Afterward, once the fierce glow of ghost-banishing had faded—“I fear knowledge of my hunger”—Theta had put her hand on his arm. “That thing was so close! You copacetic?”

“Fine. I got to get Isaiah home before Octavia wakes up and finds us gone,” he said, and left her standing there in the cold of the graveyard.

“Why you mad at Theta?” Isaiah asked as Memphis tucked him in.

“Mind your own business,” Memphis said, and Isaiah had rolled over without a word. That was two people he’d hurt in one night. And he called himself a healer. He wasn’t anything. He was just existing. Memphis took off his shoes and socks. There were new sores on his ankles. He tried to ignore them and go to sleep.

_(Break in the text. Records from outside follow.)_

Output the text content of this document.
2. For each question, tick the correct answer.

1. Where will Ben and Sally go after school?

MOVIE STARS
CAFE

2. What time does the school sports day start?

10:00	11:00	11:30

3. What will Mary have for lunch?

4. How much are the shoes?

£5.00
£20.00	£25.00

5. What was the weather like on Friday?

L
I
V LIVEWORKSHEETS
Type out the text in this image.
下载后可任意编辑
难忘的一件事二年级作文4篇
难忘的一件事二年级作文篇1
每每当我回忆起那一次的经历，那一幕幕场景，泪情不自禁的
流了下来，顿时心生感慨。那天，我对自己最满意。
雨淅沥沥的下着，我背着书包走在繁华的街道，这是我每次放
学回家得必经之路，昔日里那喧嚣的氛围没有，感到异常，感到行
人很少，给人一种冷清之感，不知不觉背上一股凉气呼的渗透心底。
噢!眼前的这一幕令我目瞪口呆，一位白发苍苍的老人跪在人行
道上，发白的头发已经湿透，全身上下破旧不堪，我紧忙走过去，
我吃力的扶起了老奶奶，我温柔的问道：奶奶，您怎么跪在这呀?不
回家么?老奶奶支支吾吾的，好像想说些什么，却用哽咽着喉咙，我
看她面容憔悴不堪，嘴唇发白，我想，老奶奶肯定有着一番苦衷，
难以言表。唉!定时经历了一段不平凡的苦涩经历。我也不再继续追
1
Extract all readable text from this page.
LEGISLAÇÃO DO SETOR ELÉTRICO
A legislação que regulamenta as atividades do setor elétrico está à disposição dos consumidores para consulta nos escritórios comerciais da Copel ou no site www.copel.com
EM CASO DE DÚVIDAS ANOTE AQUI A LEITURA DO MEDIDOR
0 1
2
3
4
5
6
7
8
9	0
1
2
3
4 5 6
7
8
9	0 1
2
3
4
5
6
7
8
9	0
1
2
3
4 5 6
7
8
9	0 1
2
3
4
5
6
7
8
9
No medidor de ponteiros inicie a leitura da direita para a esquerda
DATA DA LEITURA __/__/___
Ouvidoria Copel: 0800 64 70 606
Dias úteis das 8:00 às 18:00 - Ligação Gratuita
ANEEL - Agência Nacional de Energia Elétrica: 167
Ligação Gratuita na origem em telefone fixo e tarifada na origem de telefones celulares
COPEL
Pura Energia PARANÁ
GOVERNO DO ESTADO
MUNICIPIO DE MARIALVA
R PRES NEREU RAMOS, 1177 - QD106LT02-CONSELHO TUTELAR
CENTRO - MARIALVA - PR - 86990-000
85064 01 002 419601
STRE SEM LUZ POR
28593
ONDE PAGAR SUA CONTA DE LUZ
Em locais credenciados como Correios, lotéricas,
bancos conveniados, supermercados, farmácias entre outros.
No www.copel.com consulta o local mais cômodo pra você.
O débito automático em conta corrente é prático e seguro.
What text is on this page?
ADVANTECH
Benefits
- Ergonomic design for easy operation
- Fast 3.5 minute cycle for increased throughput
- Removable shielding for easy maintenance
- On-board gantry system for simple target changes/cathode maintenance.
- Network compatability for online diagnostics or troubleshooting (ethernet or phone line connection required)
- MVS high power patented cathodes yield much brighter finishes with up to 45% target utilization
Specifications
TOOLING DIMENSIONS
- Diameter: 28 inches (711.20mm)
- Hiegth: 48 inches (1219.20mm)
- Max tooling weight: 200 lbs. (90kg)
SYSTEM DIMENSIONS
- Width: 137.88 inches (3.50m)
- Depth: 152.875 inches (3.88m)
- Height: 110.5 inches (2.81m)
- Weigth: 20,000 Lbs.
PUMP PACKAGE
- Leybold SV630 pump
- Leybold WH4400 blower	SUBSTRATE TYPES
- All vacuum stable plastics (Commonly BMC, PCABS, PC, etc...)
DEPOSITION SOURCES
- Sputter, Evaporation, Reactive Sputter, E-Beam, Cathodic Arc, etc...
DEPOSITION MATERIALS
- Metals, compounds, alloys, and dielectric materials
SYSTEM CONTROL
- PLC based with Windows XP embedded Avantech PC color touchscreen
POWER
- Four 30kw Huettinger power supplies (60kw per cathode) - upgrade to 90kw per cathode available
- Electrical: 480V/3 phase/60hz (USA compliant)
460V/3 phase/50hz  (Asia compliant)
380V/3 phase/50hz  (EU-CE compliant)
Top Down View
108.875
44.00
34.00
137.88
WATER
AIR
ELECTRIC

The next night, in a corner of the Hotsy Totsy, Memphis opened his book and read: “I am a deaf man who strains to hear the calls of other harvesters whose throats are also dry.”

He watched the band going to town and the chorines cutting loose. On the dance floor, it was glorious, stomping mayhem. Memphis felt none of it. The music was hollow. The dancing was hollow. The smiles were hollow. He was hollow. A ghost among the living but no one noticed.

He thought again of the thing in the graveyard showing its teeth. And now he wondered—had it been promising to hurt him? Or had it been afraid of him? He didn’t know. He didn’t know if what they were doing to the ghosts was the right thing. And the doubt was beginning to eat away at him.

He woke in the night, thinking of Theta, remembering every good night they’d ever had. The way the brightness strafed the Palisades as the two of them sat with their arms wrapped around each other, watching the river from the lighthouse. The softness of her lips. The husky cackle of her laugh. The quiet huff of her breath against his neck when she fell asleep with her head on his shoulder. Gone. All gone. He tried to funnel the howl inside him into words. But there were limits to language. Sometimes, he stood among the tall stacks at the 135th Street library staring at the spines of all those books, all those people hungry to tell what they saw, what they felt, what they hoped other people also saw and felt. They wrote it all down so they wouldn’t disappear. So they wouldn’t disappear. A testimony: I was here. So many stories. Why did he think his would even matter?